The publication „Gender Issues 2007“ is a result of a project, which constitutes an attempt to meet this need. Bearing in mind the commitments related to the EU membership or to closer cooperation with the EU, in collaboration with our partner organisations from the Czech Republic, Poland, Slovakia and Ukraine, and in the framework of the regional program „Gender Democracy and Women’s Politics“, we would like to monitor implementation of selected issues of gender equality. We want to pay special attention to those aspects of gender equality, which have not been explored deeply, hoping that our analyses will help to fill this gap. In 2007, the focus in the Czech Republic
was on accessibility of childcare facilities for children under 3 years old of age; in Poland – implementation of the act on counteracting domestic violence; in Slovakia – gender pay gap; and in Ukraine – implementation of the issues of gender equality in the context of the EU’s Strategy for Ukraine in 2007-2013.

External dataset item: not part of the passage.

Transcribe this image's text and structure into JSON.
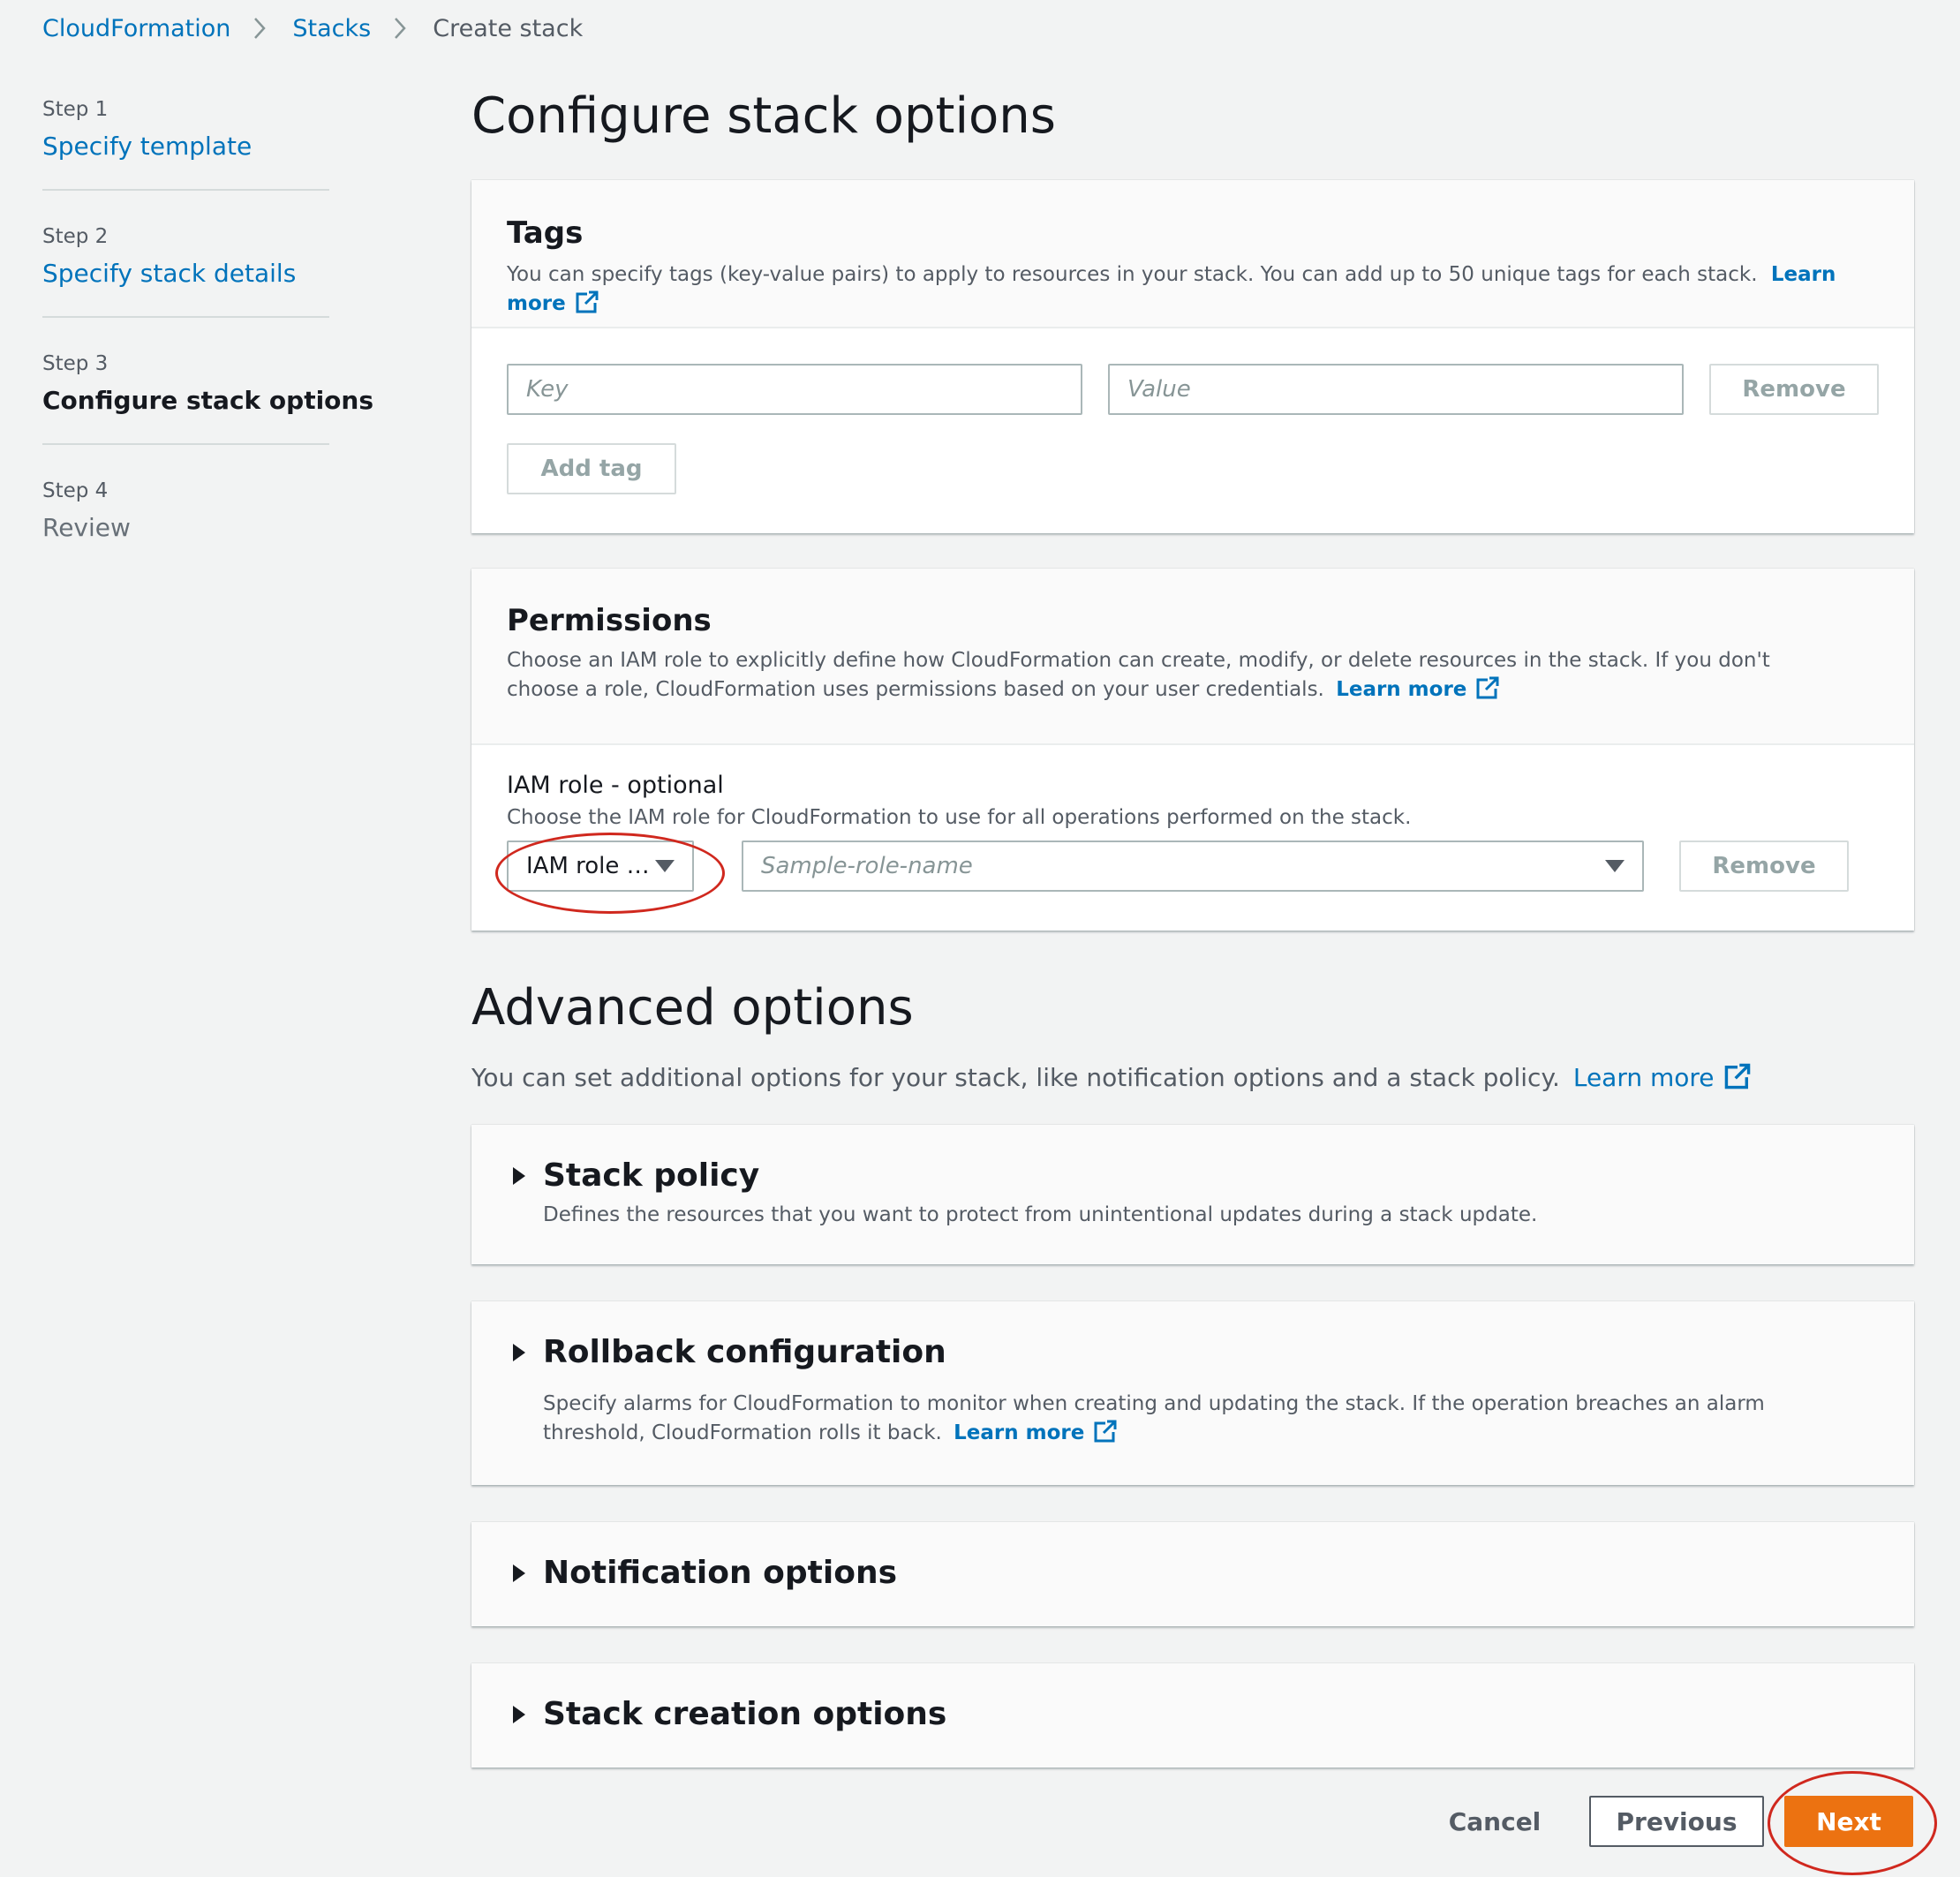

The publication contains summaries of national reports devoted to the above issues in individual countries. These analyses show, that despite obvious differences related to specific national contexts, there are similar trends in the respective countries. For example, the situation analysed in the Czech report, i.e. insufficient childcare facilities, has very much in common with what we can observe in Poland. In turn, the Slovak report presents a broader background of the gender pay gap, and its conclusions could relevantly apply to the situation in other countries. Each national report contains specific recommendations, which, given all similarities, can be used by organisations, individual experts and activists engaged in promoting gender equality and justice.
We hope that this publication will give you a deeper insight into selected aspects of gender equality policies in the region of Central and Eastern Europe. We hope that it will inspire further debate on the issues of gender equality.